Richtig "genau" geht ja eh weder Messung noch Berechnung, da die Linie immer genau um die jeweilige Berghöhe "über Null" sein müßte, und das ist von der jeweiligen Definition der Nullfläche abhängig, wo meines Wissens keine staatenübergreifende absolute Einigkeit mit beliebiger Genauigkeit besteht.
Den Hinweis, daß man in die Formel "Radius plus Berghöhe" einsetzen müßte, würde ich zwar nicht zwingend einbringen wollen, aber per Fußnote hätte ich zumindest nichts dagegen. Würde ich mich nach der Mehrheit richten. --Elop 20:57, 11. Apr. 2011 (CEST)
Da hast Du vollkommen Recht, ich hatte "genau" in falscher Erinnerung. Sorry, bitte!
Ich meine, die Definition müsste bezüglich des Geoids laufen. In etwa: D. ist die kürzeste Entfernung vom Gipfel, gemessen parallel zum Geoid, in der ein fester Punkt der Erdoberfläche die Gipfelhöhe übertrifft. und dann weiter die Näherungen Ellipsoid und Kugel mitsamt Beispielen ausführen. Oder hält die Literatur eine sinngemäß andere Definition vor? --Herbert Bader 00:12, 12. Apr. 2011 (CEST)

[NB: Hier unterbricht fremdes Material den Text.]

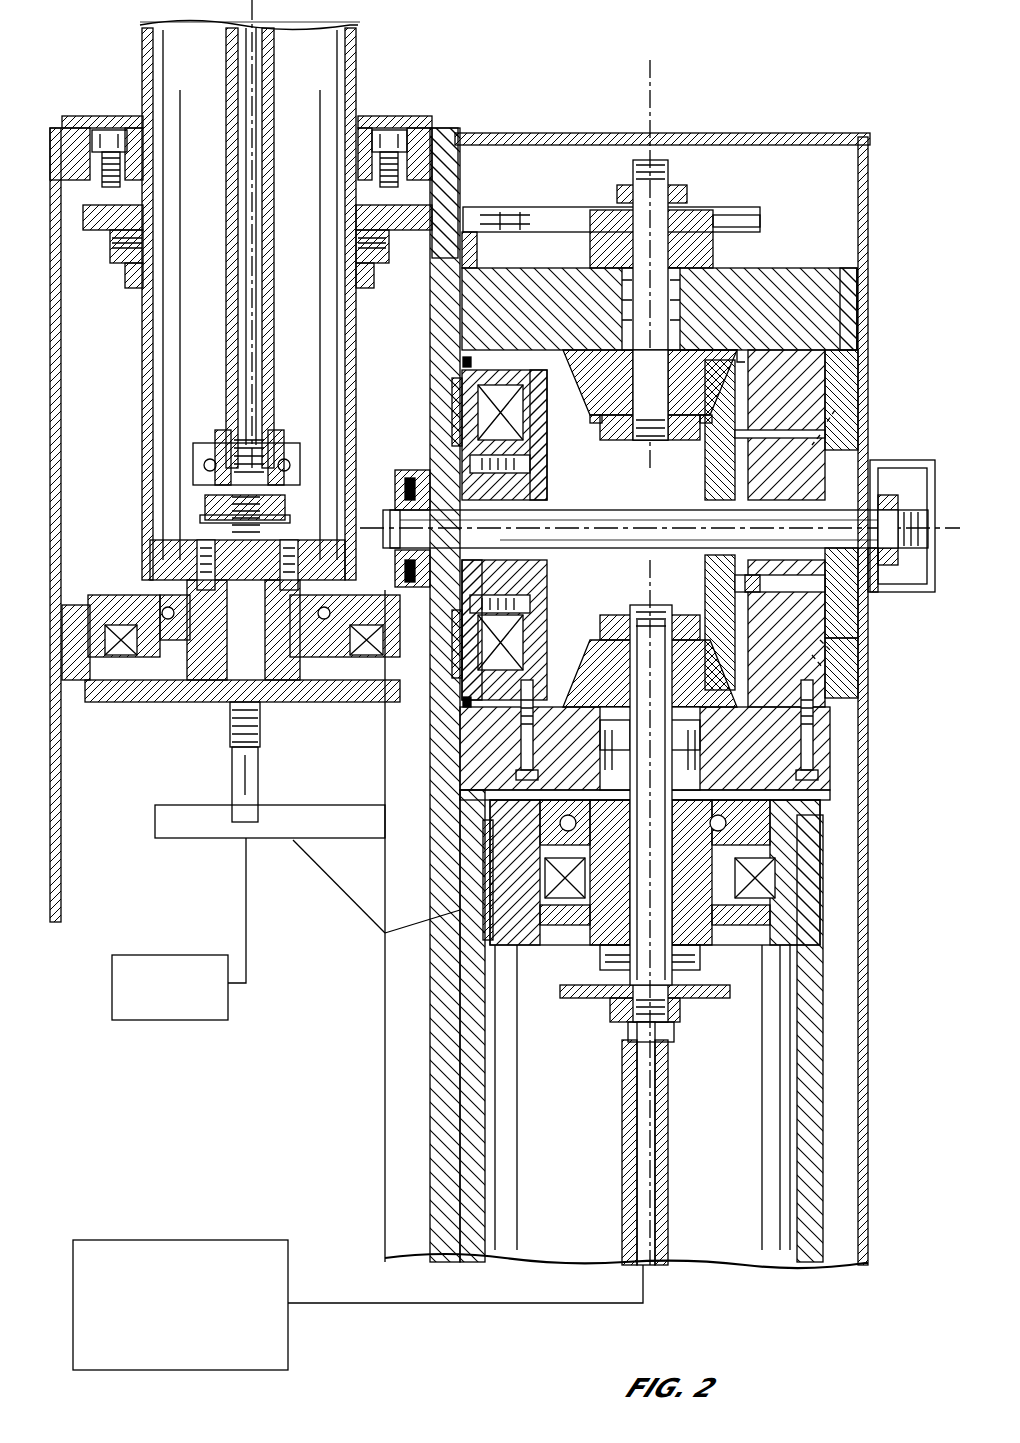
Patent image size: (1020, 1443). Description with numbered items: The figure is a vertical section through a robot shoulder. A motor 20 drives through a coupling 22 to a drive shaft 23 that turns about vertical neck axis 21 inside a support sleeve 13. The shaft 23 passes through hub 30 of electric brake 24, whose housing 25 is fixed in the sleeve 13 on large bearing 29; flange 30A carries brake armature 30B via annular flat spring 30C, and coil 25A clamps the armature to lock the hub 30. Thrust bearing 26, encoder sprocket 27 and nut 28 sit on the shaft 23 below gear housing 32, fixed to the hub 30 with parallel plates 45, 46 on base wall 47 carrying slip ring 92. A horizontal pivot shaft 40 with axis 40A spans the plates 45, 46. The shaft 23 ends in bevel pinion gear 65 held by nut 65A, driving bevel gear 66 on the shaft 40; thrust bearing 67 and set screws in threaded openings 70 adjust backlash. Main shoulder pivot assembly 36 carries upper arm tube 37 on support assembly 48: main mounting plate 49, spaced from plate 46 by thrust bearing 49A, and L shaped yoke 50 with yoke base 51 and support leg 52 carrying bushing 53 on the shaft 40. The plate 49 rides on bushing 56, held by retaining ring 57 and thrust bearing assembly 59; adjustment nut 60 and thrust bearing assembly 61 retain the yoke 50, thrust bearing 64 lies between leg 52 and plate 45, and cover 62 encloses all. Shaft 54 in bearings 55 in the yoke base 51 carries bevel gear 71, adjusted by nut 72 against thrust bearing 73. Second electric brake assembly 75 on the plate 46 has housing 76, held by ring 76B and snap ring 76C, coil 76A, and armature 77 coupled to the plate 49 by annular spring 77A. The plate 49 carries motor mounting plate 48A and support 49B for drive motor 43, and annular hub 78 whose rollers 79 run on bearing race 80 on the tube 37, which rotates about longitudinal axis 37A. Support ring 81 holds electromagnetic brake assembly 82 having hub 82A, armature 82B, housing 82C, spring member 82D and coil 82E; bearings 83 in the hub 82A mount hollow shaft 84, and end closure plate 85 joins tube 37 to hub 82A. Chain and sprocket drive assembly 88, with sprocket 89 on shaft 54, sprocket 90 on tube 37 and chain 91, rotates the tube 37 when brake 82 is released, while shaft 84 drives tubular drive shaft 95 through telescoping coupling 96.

The support sleeve 13 is at (815, 1122).
The motor 20 is at (152, 1240).
The neck axis 21 is at (640, 1192).
The elongated coupling 22 is at (670, 1152).
The drive shaft 23 is at (655, 1077).
The electric brake 24 is at (455, 930).
The brake housing 25 is at (710, 872).
The coil 25A is at (780, 880).
The thrust bearing 26 is at (600, 965).
The drive sprocket 27 is at (590, 998).
The nut 28 is at (682, 1015).
The large bearing 29 is at (825, 818).
The hub 30 is at (540, 945).
The flange 30A is at (745, 948).
The brake armature 30B is at (485, 910).
The annular flat spring 30C is at (780, 925).
The gear housing 32 is at (535, 688).
The main shoulder pivot assembly 36 is at (870, 335).
The upper arm tube 37 is at (362, 52).
The longitudinal axis 37A is at (142, 22).
The pivot shaft 40 is at (650, 535).
The pivot shaft axis 40A is at (615, 540).
The drive motor 43 is at (160, 955).
The plate 45 is at (855, 340).
The plate 46 is at (530, 630).
The base wall 47 is at (780, 728).
The support assembly 48 is at (445, 100).
The motor mounting plate 48A is at (405, 1058).
The main mounting plate 49 is at (470, 240).
The annular thrust bearing 49A is at (463, 360).
The support 49B is at (300, 815).
The L shaped yoke 50 is at (800, 270).
The yoke base 51 is at (850, 285).
The support leg 52 is at (858, 380).
The bushing 53 is at (880, 590).
The shaft 54 is at (645, 165).
The bearings 55 is at (590, 300).
The bushing 56 is at (470, 520).
The retaining ring 57 is at (395, 490).
The thrust bearing assembly 59 is at (410, 476).
The adjustment nut 60 is at (918, 470).
The thrust bearing assembly 61 is at (888, 490).
The outer housing 62 is at (805, 133).
The thrust bearing 64 is at (850, 620).
The bevel pinion gear 65 is at (610, 660).
The nut 65A is at (628, 615).
The bevel gear 66 is at (748, 470).
The thrust bearing 67 is at (745, 583).
The threaded openings 70 is at (870, 388).
The bevel gear 71 is at (700, 423).
The nut 72 is at (600, 423).
The thrust bearing 73 is at (735, 340).
The second electric brake assembly 75 is at (548, 470).
The brake housing 76 is at (534, 535).
The coil 76A is at (520, 420).
The annular metal ring 76B is at (512, 476).
The snap ring 76C is at (460, 440).
The armature 77 is at (470, 390).
The annular spring 77A is at (455, 405).
The annular hub 78 is at (445, 175).
The rollers 79 is at (105, 140).
The inner bearing race 80 is at (132, 135).
The support ring 81 is at (55, 690).
The electromagnetic brake assembly 82 is at (231, 646).
The hub 82A is at (208, 703).
The armature 82B is at (168, 700).
The housing 82C is at (120, 610).
The annular spring member 82D is at (130, 703).
The coil 82E is at (110, 700).
The bearings 83 is at (290, 545).
The shaft 84 is at (232, 765).
The end closure plate 85 is at (247, 540).
The chain and sprocket drive assembly 88 is at (540, 210).
The sprocket 89 is at (720, 215).
The sprocket 90 is at (128, 282).
The chain 91 is at (490, 212).
The slip ring 92 is at (815, 760).
The drive shaft 95 is at (285, 370).
The coupling 96 is at (205, 443).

Ich vermute, daß die Literatur da eher hinter dem online Nachlesbaren zurück liegen dürfte ...
"Geoid" wäre sicher die exakteste Definition ... Bau doch ein!
M.E. dürfen wir solange TF betreiben, solange wir verbreitetes Wissen nur extrapolieren und exakt angeben, wie wir darauf kommen (bzw. daß das unseres Wissens zwar in keinem Buch steht, aber das in Büchern Stehende ausweitet). --Elop 01:17, 12. Apr. 2011 (CEST)
Danke, Euer Ehren; die Korrektur im Artikel ist hilfreich. BTW, richtig vermutet: Google Earth verwendet die Orthodrome. →Alfie↑↓ 15:46, 11. Apr. 2011 (CEST)
Daß ich die Eingangsfrage des Abschnittes gar nicht als solche erkannt hatte, liegt sicher auch daran, daß man vom nächsten Aussichtspunkt meiner Umgebung (2 km) Großen Feldberg, Taufstein, Eisenberg, Wüstegarten, Ziegenhelle und Sackpfeife sehen kann. Und aus diesem "Kreis" (um 50 km "Rqdius") kommt man bei der Dominanzsuche gar nicht erst raus. Während man von Brocken oder gar Montblanc aus sicher keinen höheren Berg sehen kann. --Elop 20:57, 11. Apr. 2011 (CEST)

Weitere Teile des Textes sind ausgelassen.